The cause of diplomacy is often served best by people who have never been part of the diplomatic circle. Read that last bit as a profession and you might get a fairly good idea of what we mean to suggest. You think of Vijaylakhsmi Pandit and Krishna Menon in India and Maleeha Lodhi in Pakistan. There is then hardly way in which you can tell us that they have not done a good job. Much of the intellectual brilliance that we have often noticed adding substance to diplomacy around the world has come from men, sometimes women, who have been brought in from outside to reinforce foreign policies that may otherwise have been reduced to lacklustre affairs.
There is John Kenneth Galbraith for you. In much of Ayub-era Pakistan, it was clearly the non-diplomat Zulfikar Ali Bhutto who brought verve and a certain flair to the country’s foreign policy. In Bangladesh, Kamal Hossain kindles memories of a purposeful stewardship of the Foreign Office in the times of Bangabandhu Sheikh Mujibur Rahman. To a certain extent, we are told, Anisul Islam Mahmud was a man who did a hands-on job as minister for foreign affairs in the years of Hussein Muhammad Ershad. Much the same can be said of Professor Shamsul Haq in the Zia regime.
Perhaps we have once more arrived at a point in time when Bangladesh’s diplomacy could be reinforced by an entry of non-diplomats in the foreign policy arena, particularly at the ambassadorial level? Of course, a goodly number of our career diplomats did a good job in the past and are indeed doing so today. They have kept the national flag fluttering in capitals abroad. Even so, intellectual content brought in from outside can only strengthen the nation’s diplomacy at a time when the country is buffeted by such crises as the Rohingya influx across the border from Myanmar. The issue ought not to be one of raising the number of diplomatic missions abroad. It should be about raising the quality of our diplomatic dealings with the outside world.
In Bangabandhu’s era, the emphasis on projecting Bangladesh’s politics and cultural heritage abroad was most refreshingly noted through placing Khan Shamsur Rahman, K.G. Mustafa, M.R. Siddiqui, Khan Sarwar Murshid and Azizur Rahman Mallick at key spots around the globe. Syed Abdus Sultan in London did not fall behind either. But that was a time that was to be too brief and too tenuous for our liking. It soon passed and what we had before us after that phase drew to a close was a time when career diplomats and retired or serving military officers took charge as our chief spokesmen abroad. To what extent such men succeeded in presenting Bangladesh before the outside world remains a question.

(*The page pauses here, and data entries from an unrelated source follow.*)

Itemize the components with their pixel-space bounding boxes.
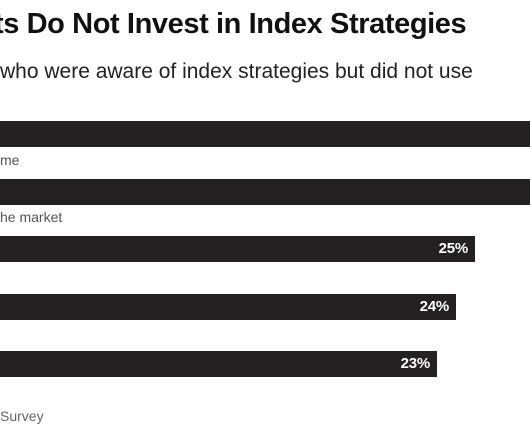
chart-source: Survey: [0, 408, 44, 424]
bar-value-label-4: 23%: [400, 355, 431, 372]
category-label-1: me: [0, 152, 20, 168]
bar-4: 23%: [0, 351, 437, 377]
bar-0: [0, 121, 530, 147]
chart-subtitle: who were aware of index strategies but d…: [0, 60, 473, 83]
bar-value-label-3: 24%: [419, 298, 450, 315]
chart-title: ts Do Not Invest in Index Strategies: [0, 8, 467, 40]
category-label-2: he market: [0, 209, 63, 225]
bar-1: [0, 179, 530, 205]
bar-2: 25%: [0, 236, 475, 262]
bar-value-label-2: 25%: [438, 240, 469, 257]
bar-3: 24%: [0, 294, 456, 320]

As a caveat, though, we will note that Pakistan’s Sahibzada Yaqub Khan did a fine job both as foreign minister and ambassador to the United States long after his professional life in the army came to an end in the early 1970s. Perhaps Khwaja Wasiuddin could have accomplished a similar feat for us here in Bangladesh --- he was indeed sent off to Kuwait after he was repatriated from Pakistan --- but he died a little too early. In times closer to ours, Major General Mahmuduzzaman happened to be doing a good job as ambassador to South Korea, until the hangers-on of the government of the day thought he was not doing them any favours. What then followed was the naturally predictable: he was recalled.
The trouble with diplomacy which relies a little too much on professional practitioners of it is that a sure sense of predictability, sometimes ennui, comes into it. Often for reasons that are quite inexplicable and yet, paradoxically, are to be easily fathomed, career diplomats are in little position to bring newer dimensions into the relations their countries may be enjoying with other nations. That is precisely why it often becomes necessary, in the historical sense, to send Averell Harriman as America’s chief diplomat to Moscow or have Andrei Gromyko serve for long decades as foreign minister in the Soviet Union.

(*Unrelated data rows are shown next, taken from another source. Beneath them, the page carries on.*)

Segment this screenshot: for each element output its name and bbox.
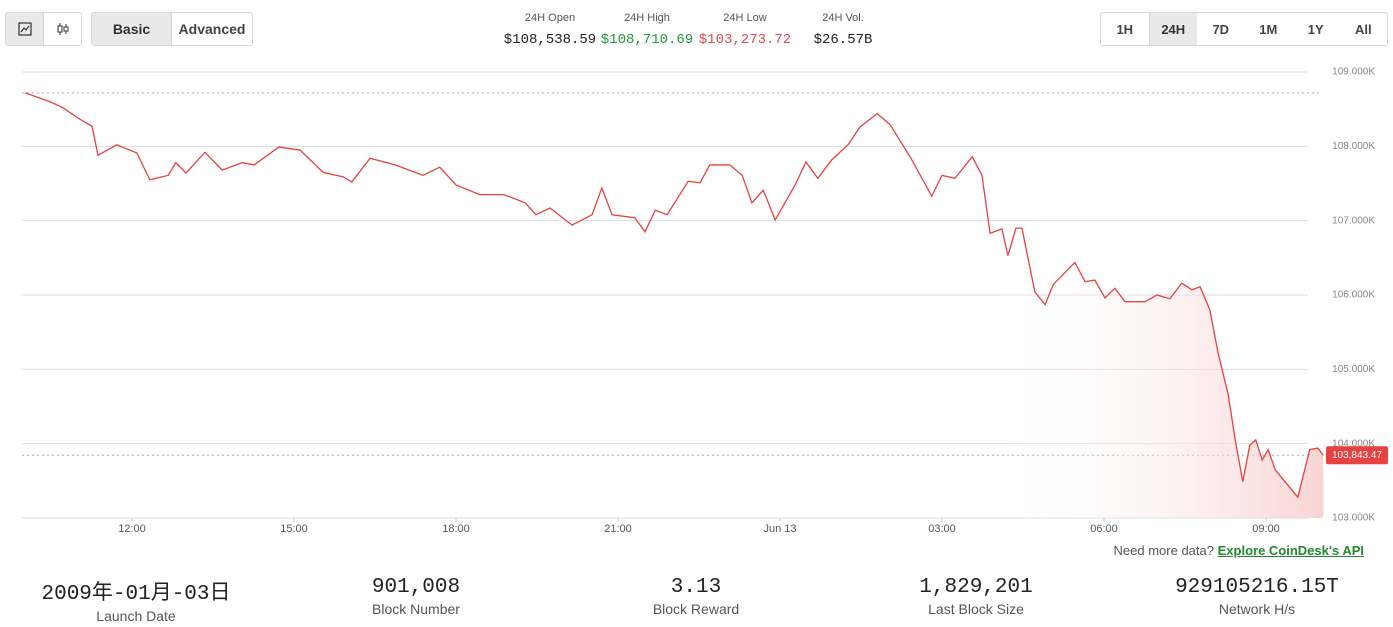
mode-switch: Basic Advanced — [91, 12, 253, 46]
last-price-tag — [1326, 446, 1388, 465]
candle-chart-button[interactable] — [44, 13, 81, 45]
mode-button[interactable]: Basic — [92, 13, 172, 45]
x-tick-label: 06:00 — [1090, 523, 1118, 535]
line-icon — [17, 22, 32, 36]
summary-item: 24H Vol. $26.57B — [788, 12, 898, 48]
chart: 103.000K 104.000K 105.000K 106.000K 107.000K… — [22, 67, 1388, 535]
summary-label: 24H Open — [524, 12, 576, 24]
x-tick-label: 03:00 — [928, 523, 956, 535]
more-data-text: Need more data? — [1113, 543, 1214, 558]
x-tick-label: Jun 13 — [763, 523, 796, 535]
range-button[interactable]: 7D — [1212, 21, 1230, 37]
price-line — [24, 92, 1324, 499]
y-tick-label: 103.000K — [1332, 513, 1375, 524]
y-tick-label: 109.000K — [1332, 67, 1375, 78]
stat-label: Network H/s — [1218, 601, 1296, 617]
summary-value: $108,538.59 — [503, 32, 597, 48]
more-data: Need more data? Explore CoinDesk's API — [1100, 543, 1364, 558]
summary-value: $108,710.69 — [600, 32, 694, 48]
stat-item: 1,829,201 Last Block Size — [856, 576, 1096, 617]
candle-icon — [57, 23, 68, 35]
range-button[interactable]: All — [1354, 21, 1372, 37]
api-link[interactable]: Explore CoinDesk's API — [1217, 543, 1364, 558]
stat-label: Block Number — [372, 601, 460, 617]
mode-button[interactable]: Advanced — [178, 21, 246, 37]
area-fill — [25, 92, 1324, 519]
stat-item: 929105216.15T Network H/s — [1137, 576, 1377, 617]
summary-item: 24H Open $108,538.59 — [495, 12, 605, 48]
x-tick-label: 15:00 — [280, 523, 308, 535]
stat-label: Launch Date — [96, 608, 176, 624]
range-button[interactable]: 1M — [1259, 21, 1278, 37]
summary-label: 24H Vol. — [822, 12, 864, 24]
stat-label: Last Block Size — [928, 601, 1024, 617]
range-switch: 1H 24H 7D 1M 1Y All — [1100, 12, 1388, 46]
summary-label: 24H High — [624, 12, 670, 24]
y-tick-label: 106.000K — [1332, 290, 1375, 301]
y-tick-label: 105.000K — [1332, 364, 1375, 375]
y-tick-label: 108.000K — [1332, 141, 1375, 152]
last-price-label: 103,843.47 — [1332, 450, 1382, 461]
summary-item: 24H Low $103,273.72 — [690, 12, 800, 48]
summary-value: $26.57B — [813, 32, 873, 48]
stat-item: 2009年-01月-03日 Launch Date — [16, 576, 256, 624]
summary-value: $103,273.72 — [698, 32, 792, 48]
range-button[interactable]: 24H — [1149, 13, 1197, 45]
stat-value: 929105216.15T — [1175, 576, 1339, 599]
x-tick-label: 18:00 — [442, 523, 470, 535]
range-button[interactable]: 1Y — [1307, 21, 1324, 37]
chart-style-switch — [5, 12, 82, 46]
stat-item: 3.13 Block Reward — [576, 576, 816, 617]
x-tick-label: 21:00 — [604, 523, 632, 535]
stat-value: 3.13 — [670, 576, 722, 599]
y-tick-label: 104.000K — [1332, 438, 1375, 449]
stat-value: 2009年-01月-03日 — [41, 583, 231, 606]
x-tick-label: 09:00 — [1252, 523, 1280, 535]
stat-label: Block Reward — [652, 601, 740, 617]
summary-item: 24H High $108,710.69 — [592, 12, 702, 48]
y-tick-label: 107.000K — [1332, 215, 1375, 226]
line-chart-button[interactable] — [6, 13, 44, 45]
range-button[interactable]: 1H — [1101, 13, 1150, 45]
stat-value: 1,829,201 — [919, 576, 1033, 599]
stat-value: 901,008 — [371, 576, 461, 599]
stat-item: 901,008 Block Number — [296, 576, 536, 617]
summary-label: 24H Low — [723, 12, 767, 24]
x-tick-label: 12:00 — [118, 523, 146, 535]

Henry Kissinger remains by far the brightest instance of a nation’s foreign policy shaking itself back to purposefulness at the hands of an individual who has never had a career in diplomacy. The Kissinger reality in turn was to spawn a whole new breed of diplomats coming from outside the charmed circles of the State Department. Jimmy Carter had his Zbigniew Brzezinsky and Edmund Muskie, Bill Clinton had his Madeleine Albright and George W. Bush had Condoleezza Rice.

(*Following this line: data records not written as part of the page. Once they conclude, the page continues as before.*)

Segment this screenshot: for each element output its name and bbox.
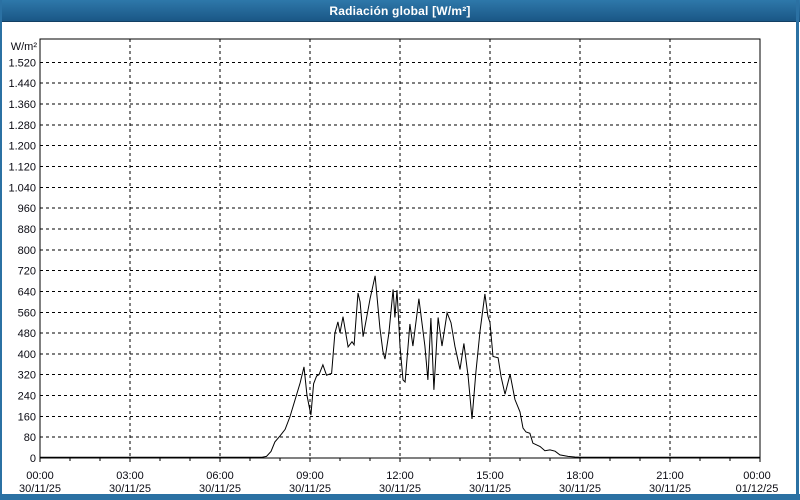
y-axis-label: 720 xyxy=(18,266,36,278)
window-bottom-border xyxy=(0,494,800,500)
y-axis-label: 480 xyxy=(18,328,36,340)
y-axis-label: 560 xyxy=(18,307,36,319)
x-axis-time-label: 18:00 xyxy=(566,470,594,482)
y-axis-label: 240 xyxy=(18,391,36,403)
x-axis-date-label: 01/12/25 xyxy=(736,483,779,495)
x-axis-date-label: 30/11/25 xyxy=(19,483,61,495)
window-title: Radiación global [W/m²] xyxy=(329,3,471,18)
x-axis-date-label: 30/11/25 xyxy=(379,483,421,495)
y-axis-label: 1.440 xyxy=(8,78,36,90)
window-right-border xyxy=(796,0,799,500)
x-axis-time-label: 15:00 xyxy=(476,470,504,482)
y-axis-label: 800 xyxy=(18,245,36,257)
window-titlebar: Radiación global [W/m²] xyxy=(0,0,800,22)
x-axis-time-label: 03:00 xyxy=(116,470,144,482)
y-axis-label: 1.200 xyxy=(8,141,36,153)
x-axis-date-label: 30/11/25 xyxy=(109,483,151,495)
x-axis-time-label: 06:00 xyxy=(206,470,234,482)
y-axis-unit-label: W/m² xyxy=(11,41,38,53)
y-axis-label: 0 xyxy=(30,453,36,465)
x-axis-date-label: 30/11/25 xyxy=(469,483,511,495)
y-axis-label: 400 xyxy=(18,349,36,361)
y-axis-label: 320 xyxy=(18,370,36,382)
y-axis-label: 960 xyxy=(18,203,36,215)
y-axis-label: 160 xyxy=(18,411,36,423)
x-axis-date-label: 30/11/25 xyxy=(649,483,691,495)
y-axis-label: 880 xyxy=(18,224,36,236)
radiation-series-line xyxy=(40,275,760,458)
y-axis-label: 1.280 xyxy=(8,120,36,132)
x-axis-time-label: 12:00 xyxy=(386,470,414,482)
y-axis-label: 1.040 xyxy=(8,182,36,194)
x-axis-date-label: 30/11/25 xyxy=(199,483,241,495)
y-axis-label: 1.520 xyxy=(8,57,36,69)
y-axis-label: 640 xyxy=(18,286,36,298)
plot-frame xyxy=(39,38,761,459)
y-axis-label: 1.120 xyxy=(8,162,36,174)
window-left-border xyxy=(0,0,2,500)
x-axis-time-label: 09:00 xyxy=(296,470,324,482)
x-axis-time-label: 21:00 xyxy=(656,470,684,482)
x-axis-date-label: 30/11/25 xyxy=(289,483,331,495)
x-axis-time-label: 00:00 xyxy=(743,470,771,482)
x-axis-date-label: 30/11/25 xyxy=(559,483,601,495)
x-axis-time-label: 00:00 xyxy=(26,470,54,482)
y-axis-label: 1.360 xyxy=(8,99,36,111)
y-axis-label: 80 xyxy=(24,432,36,444)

But then, the picture is not always rosy when outsiders enter the corridors of diplomacy. When it comes to talking about non-diplomats who have served as diplomats for Bangladesh abroad, a few glaring examples of how spectacularly some of these diplomats failed to live up to expectations will quite naturally come up. Indeed, some extremely intelligent as well as intellectually powerful individuals have in the not-too-distant past been sent abroad as ambassadors and high commissioners. They did poorly, not because they did not know their job but because they worked in the mistaken belief that they were there to serve a partisan government rather than an entire country. There are thus the pitfalls associated with sending men and women from outside the Foreign Service abroad.
On balance, though, it is always people from academia, journalism and politics who make a bigger impression on the outside world than do those who have been trained to speak for their country abroad. Girish Karnad did an admirable job heading the cultural wing at the Indian high commission in London. In his time, as a diplomat abroad, Pablo Neruda built and widened a network of men and women deeply involved in studies of Chilean culture. It was a feat few have accomplished, in Chile or elsewhere.